4.10    De voorzitter is van oordeel dat verweerder het vertrouwen in de advocatuur niet heeft geschaad doordat in de voor hem ingediende conclusie van antwoord de laatste twee zinnen van de verklaring van de secretaresse van E niet waren geciteerd. Klachtonderdeel e) is ook kennelijk ongegrond.
De klacht over verweerster
4.11    De klacht over verweerster ziet op haar handelen en/of nalaten als advocaat van de wederpartij. Uitgangspunt bij de beoordeling van een dergelijke klacht is dat de advocaat een ruime mate van vrijheid geniet om de belangen van zijn cliënt te behartigen op de wijze als hem in overleg met zijn cliënt goeddunkt. Deze vrijheid is niet absoluut, maar kan onder meer beperkt worden doordat (a) de advocaat zich niet onnodig grievend mag uitlaten over de wederpartij, (b) de advocaat geen feiten mag poneren waarvan hij de onwaarheid kent of redelijkerwijs kan kennen, (c) de advocaat bij de behartiging van de belangen van zijn cliënt de belangen van de wederpartij niet onnodig of onevenredig mag schaden zonder redelijk doel. Daarbij geldt dat de advocaat de belangen van zijn cliënt dient te behartigen aan de hand van het feitenmateriaal dat zijn cliënt hem verschaft, en dat hij in het algemeen mag afgaan op de juistheid daarvan en slechts in uitzonderingsgevallen gehouden is de juistheid daarvan te verifiëren. De advocaat behoeft in het algemeen niet af te wegen of het voordeel dat hij voor zijn cliënt wil bereiken met de middelen waarvan hij zich bedient, opweegt tegen het nadeel dat hij daarmee aan de wederpartij toebrengt. Wel moet de advocaat zich onthouden van middelen die op zichzelf beschouwd ongeoorloofd zijn of die, zonder dat zij tot enig noemenswaardig voordeel van zijn cliënt strekken, onevenredig nadeel aan de wederpartij toebrengen.

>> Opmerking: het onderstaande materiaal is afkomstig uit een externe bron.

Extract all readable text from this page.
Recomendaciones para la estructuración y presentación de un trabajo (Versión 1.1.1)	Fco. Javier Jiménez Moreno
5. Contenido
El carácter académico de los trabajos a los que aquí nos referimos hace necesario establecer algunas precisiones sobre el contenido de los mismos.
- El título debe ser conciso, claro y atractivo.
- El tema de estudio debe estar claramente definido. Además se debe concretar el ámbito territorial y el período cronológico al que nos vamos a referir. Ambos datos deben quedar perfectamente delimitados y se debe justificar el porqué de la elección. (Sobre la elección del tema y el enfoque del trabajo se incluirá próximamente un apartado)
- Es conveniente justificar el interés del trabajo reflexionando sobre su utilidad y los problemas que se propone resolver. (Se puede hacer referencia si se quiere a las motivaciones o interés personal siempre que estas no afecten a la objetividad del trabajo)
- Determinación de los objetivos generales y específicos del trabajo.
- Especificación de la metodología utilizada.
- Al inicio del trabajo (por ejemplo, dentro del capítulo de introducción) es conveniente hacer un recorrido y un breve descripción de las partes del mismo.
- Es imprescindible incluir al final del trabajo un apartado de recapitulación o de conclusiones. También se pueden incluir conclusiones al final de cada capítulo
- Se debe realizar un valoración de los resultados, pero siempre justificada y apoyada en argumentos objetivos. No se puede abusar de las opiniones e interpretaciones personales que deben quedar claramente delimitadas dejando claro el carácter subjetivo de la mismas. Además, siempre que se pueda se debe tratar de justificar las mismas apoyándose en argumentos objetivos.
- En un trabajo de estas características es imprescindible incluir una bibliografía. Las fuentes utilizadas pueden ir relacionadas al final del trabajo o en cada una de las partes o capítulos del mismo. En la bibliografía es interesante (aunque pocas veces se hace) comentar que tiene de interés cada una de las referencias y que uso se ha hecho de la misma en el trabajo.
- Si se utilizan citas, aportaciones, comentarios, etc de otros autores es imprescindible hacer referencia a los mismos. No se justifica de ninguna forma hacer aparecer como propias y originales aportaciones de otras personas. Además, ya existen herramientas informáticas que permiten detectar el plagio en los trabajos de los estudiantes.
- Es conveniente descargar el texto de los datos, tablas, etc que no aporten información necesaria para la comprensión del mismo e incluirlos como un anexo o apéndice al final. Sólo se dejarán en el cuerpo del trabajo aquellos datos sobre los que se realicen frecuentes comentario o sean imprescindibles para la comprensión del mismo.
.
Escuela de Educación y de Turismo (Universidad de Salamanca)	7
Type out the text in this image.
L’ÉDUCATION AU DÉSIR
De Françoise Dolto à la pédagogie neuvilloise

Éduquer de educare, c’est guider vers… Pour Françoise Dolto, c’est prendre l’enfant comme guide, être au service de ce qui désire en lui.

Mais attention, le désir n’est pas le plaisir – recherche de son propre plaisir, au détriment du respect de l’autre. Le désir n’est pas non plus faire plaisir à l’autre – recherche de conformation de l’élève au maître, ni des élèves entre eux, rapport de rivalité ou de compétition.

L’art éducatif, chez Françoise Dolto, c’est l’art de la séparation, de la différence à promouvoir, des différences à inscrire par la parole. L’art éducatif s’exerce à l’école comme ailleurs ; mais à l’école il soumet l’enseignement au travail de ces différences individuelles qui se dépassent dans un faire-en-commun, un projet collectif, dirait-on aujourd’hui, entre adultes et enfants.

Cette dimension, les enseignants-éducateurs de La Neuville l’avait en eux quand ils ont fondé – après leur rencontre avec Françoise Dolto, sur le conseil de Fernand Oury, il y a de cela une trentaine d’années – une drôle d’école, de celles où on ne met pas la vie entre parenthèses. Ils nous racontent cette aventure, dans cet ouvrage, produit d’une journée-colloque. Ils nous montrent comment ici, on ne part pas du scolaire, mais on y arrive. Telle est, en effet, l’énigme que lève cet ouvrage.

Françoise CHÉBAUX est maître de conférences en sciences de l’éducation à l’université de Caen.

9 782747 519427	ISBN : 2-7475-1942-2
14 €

4.12    De voorzitter overweegt als volgt. Zoals hiervoor in 4.11 is overwogen, mocht verweerster afgaan op de juistheid van het feitenmateriaal dat haar cliënt, verweerder, haar verstrekte en was zij slechts in uitzonderingsgevallen gehouden de juistheid daarvan te verifiëren. Dat van een dergelijk uitzonderingsgeval sprake is, heeft klager niet onderbouwd en is de voorzitter ook niet gebleken. Klachtonderdeel g) is ook kennelijk ongegrond.

BESLISSING
De voorzitter verklaart: 
de klacht, met toepassing van artikel 46j Advocatenwet, in alle onderdelen kennelijk ongegrond.

Aldus beslist door mr. Q.R.M. Falger, voorzitter, bijgestaan door mr. S. el Bouazzati-van Excel als griffier en uitgesproken in het openbaar op 22 november 2021.